Sambil meregangkan badan. Tubuh Rian digerakkan sampai mengeluarkan bunyi kretek. Belum terlalu lama Rian berolahraga kecil. Ada suara gadis yang sangat dia kenal dalam tatanan OSIS dari SMA Putra Bangsa.

"Kau sudah bangun rupanya," sapa gadis itu, "Pasti sangat merepotkan, bukan? Yah, menjadi Sekretaris di acara besar seperti ini."

Namanya Naura Cantika. Gadis populer dengan rambut hitam pendek yang bergelombang. Walau dia populer dikalangan para laki-laki. Tapi, Naura adalah orang yang mudah gugup. Bisa dikatakan dia termasuk orang yang kurang percaya diri. Dia menjabat sebagai Wakil Ketua OSIS.

"Harus kuakui itu memang merepotkan. Aku harus membuat banyak jadwal dan persiapan bersama Danang," jawab Rian, "Apa kamu memang sering bangun jam segini?"

"Yah, begitu deh. Danang orang yang ketat, ya?" tanya Naura.

Mendengar pertanyaan Naura. Membuat Rian mengajaknya untuk duduk di balkon dekat Ruang OSIS.

"Orang macam Danang emang nyusahin."

Tiba-tiba dari kejauhan. Sosok laki-laki yang dibicarakan menatap dari kejauhan. Danang menanyakan apa Naura dan Rian membicarakan dirinya.

Naura tersenyum nakal. "Rian membicarakanmu tadi."

"Sialan lu, Rian," ketus Danang, "Kerja sama gue emang merepotkan seperti itu, huh?"

Rian berdiri dan bersandar pada pagar. Dia mengangguk cepat sambil berkali-kali memejamkan mata.

Mendengar keluhan Rian. Membuat Danang mendekat dan bersandar pada tiang. Dengan nada bangga,.dia memamerkan kesombongannya.

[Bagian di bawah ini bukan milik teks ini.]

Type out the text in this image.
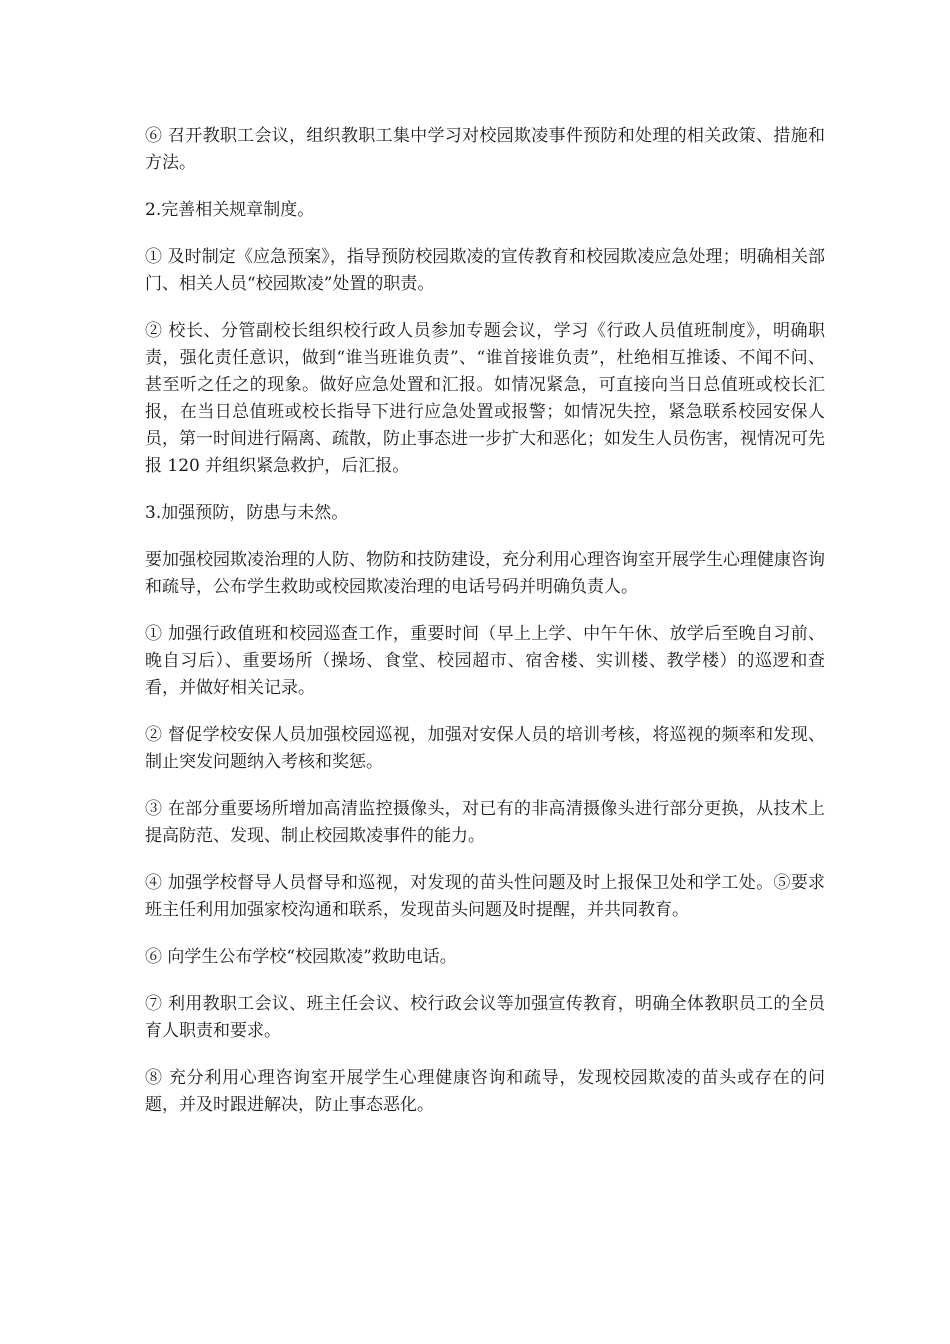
⑥ 召开教职工会议，组织教职工集中学习对校园欺凌事件预防和处理的相关政策、措施和方法。

2.完善相关规章制度。

① 及时制定《应急预案》，指导预防校园欺凌的宣传教育和校园欺凌应急处理；明确相关部门、相关人员“校园欺凌”处置的职责。

② 校长、分管副校长组织校行政人员参加专题会议，学习《行政人员值班制度》，明确职责，强化责任意识，做到“谁当班谁负责”、“谁首接谁负责”，杜绝相互推诿、不闻不问、甚至听之任之的现象。做好应急处置和汇报。如情况紧急，可直接向当日总值班或校长汇报，在当日总值班或校长指导下进行应急处置或报警；如情况失控，紧急联系校园安保人员，第一时间进行隔离、疏散，防止事态进一步扩大和恶化；如发生人员伤害，视情况可先报 120 并组织紧急救护，后汇报。

3.加强预防，防患与未然。

要加强校园欺凌治理的人防、物防和技防建设，充分利用心理咨询室开展学生心理健康咨询和疏导，公布学生救助或校园欺凌治理的电话号码并明确负责人。

① 加强行政值班和校园巡查工作，重要时间（早上上学、中午午休、放学后至晚自习前、晚自习后）、重要场所（操场、食堂、校园超市、宿舍楼、实训楼、教学楼）的巡逻和查看，并做好相关记录。

② 督促学校安保人员加强校园巡视，加强对安保人员的培训考核，将巡视的频率和发现、制止突发问题纳入考核和奖惩。

③ 在部分重要场所增加高清监控摄像头，对已有的非高清摄像头进行部分更换，从技术上提高防范、发现、制止校园欺凌事件的能力。

④ 加强学校督导人员督导和巡视，对发现的苗头性问题及时上报保卫处和学工处。⑤要求班主任利用加强家校沟通和联系，发现苗头问题及时提醒，并共同教育。

⑥ 向学生公布学校“校园欺凌”救助电话。

⑦ 利用教职工会议、班主任会议、校行政会议等加强宣传教育，明确全体教职员工的全员育人职责和要求。

⑧ 充分利用心理咨询室开展学生心理健康咨询和疏导，发现校园欺凌的苗头或存在的问题，并及时跟进解决，防止事态恶化。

"Tapi, kalau gak ada gue. Pentas seni di sekolah ini gak bakal jalan. Iya, gak, Naura?" balas Danang.

"Dih, sombong banget lu."

"Sesekali sombong gak apa-apa kali," ejek Danang, "Mau turun ke bawah gak lu?"

Rian menanyakan alasan Danang mengajaknya untuk turun ke bawah. Tentu saja, Danang mengejek Rian tentang wajahnya yang terlihat masih kurang tidur.

"Duluan aja."

"Si kocak. Nanti kamar mandi jadi rebutan loh sama anggota OSIS yang lain," lanjut Danang sambil mengenakan sendalnya.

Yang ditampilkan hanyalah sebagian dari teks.